Originally posted by ngchunter
Originally posted by Acidtastic
if this Spanish team have come forward to say different, why shouldn't they be believed? are they not credible?
They haven't said anything that makes sense. They haven't given an orbit for the object, so they have no way of claiming it's a solar system object. All I see right now is an appeal to authority based on the fact that they call themselves astronomers. Well then they must be astronomers, right? We don't even know their names.
Originally posted by Archirvion
The fun thing is that its a bigger chance that everyone on this forum wins 1000 billion dollar each by tomorrow than actually any of the post readers\writers are even close to understanding this topic.
Originally posted by Acidtastic
Which is the reason I ask, I've not heard of the starviewer team outside of this thread. Do we know if they are credible or not?

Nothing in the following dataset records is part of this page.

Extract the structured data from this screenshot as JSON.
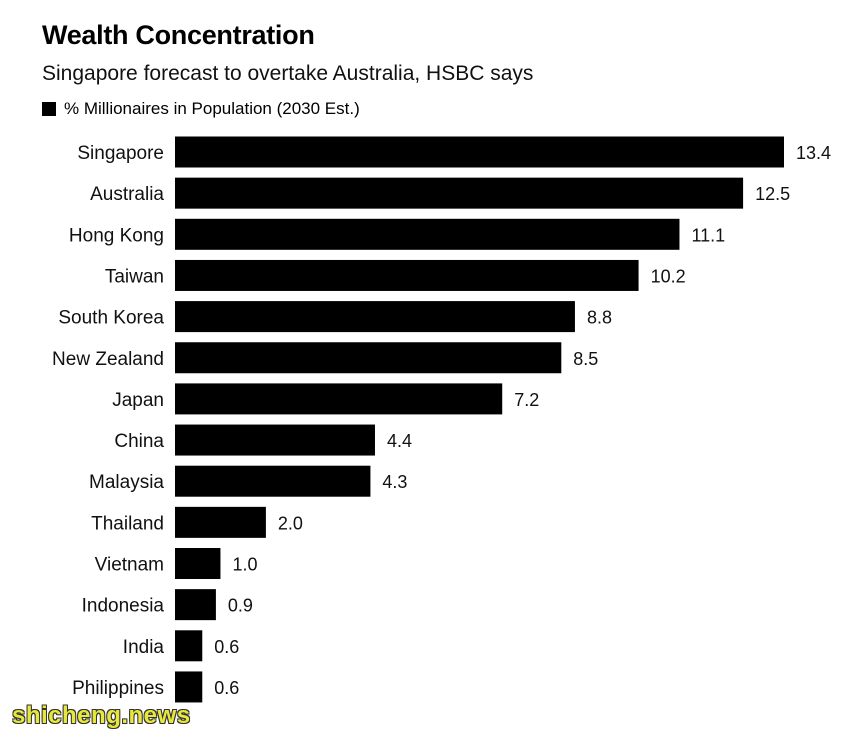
{
  "chart_data": {
    "type": "bar",
    "orientation": "horizontal",
    "title": "Wealth Concentration",
    "subtitle": "Singapore forecast to overtake Australia, HSBC says",
    "legend": "% Millionaires in Population (2030 Est.)",
    "categories": [
      "Singapore",
      "Australia",
      "Hong Kong",
      "Taiwan",
      "South Korea",
      "New Zealand",
      "Japan",
      "China",
      "Malaysia",
      "Thailand",
      "Vietnam",
      "Indonesia",
      "India",
      "Philippines"
    ],
    "values": [
      13.4,
      12.5,
      11.1,
      10.2,
      8.8,
      8.5,
      7.2,
      4.4,
      4.3,
      2.0,
      1.0,
      0.9,
      0.6,
      0.6
    ],
    "value_labels": [
      "13.4",
      "12.5",
      "11.1",
      "10.2",
      "8.8",
      "8.5",
      "7.2",
      "4.4",
      "4.3",
      "2.0",
      "1.0",
      "0.9",
      "0.6",
      "0.6"
    ],
    "xlim": [
      0,
      13.4
    ],
    "grid": false,
    "bar_color": "#000000"
  },
  "watermark": "shicheng.news"
}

If it's up to NASA to tell us if there really is a brown dwarf out there, we'd be left with situation "I wondered why the baseball was getting bigger, then it hit me"
I wonder if there are records that show that a super nova went off? Isn't this super nova supposed to be 150 years old?
Originally posted by jazz10
S&f for the thread
Nice one. See you have still got the nay sayers lol
Originally posted by cluelessnoob
At first I was content with the explanation that it was venus, but then it was announed on our local news some 3 weeks ago that "the bright light you are seeing is in fact NOT Venus, but a supernova which is behind venus" ie venus is no longer visible because something much bigger is behind it...is it g1.9 that they are referring to?
Would that appear in the same position as venus making it no longer discernable?
I'm confused, and when I visited the news network's website to watch the article again and record the name of the supernova they had mentioned, there was no record of such an article which further stimulated my spidey senses :-)
What's really absurd is the idea that the supernova (or G1.9) was, or is, inside or anywhere near the solar system at all. A supernova would have destroyed the solar system entirely.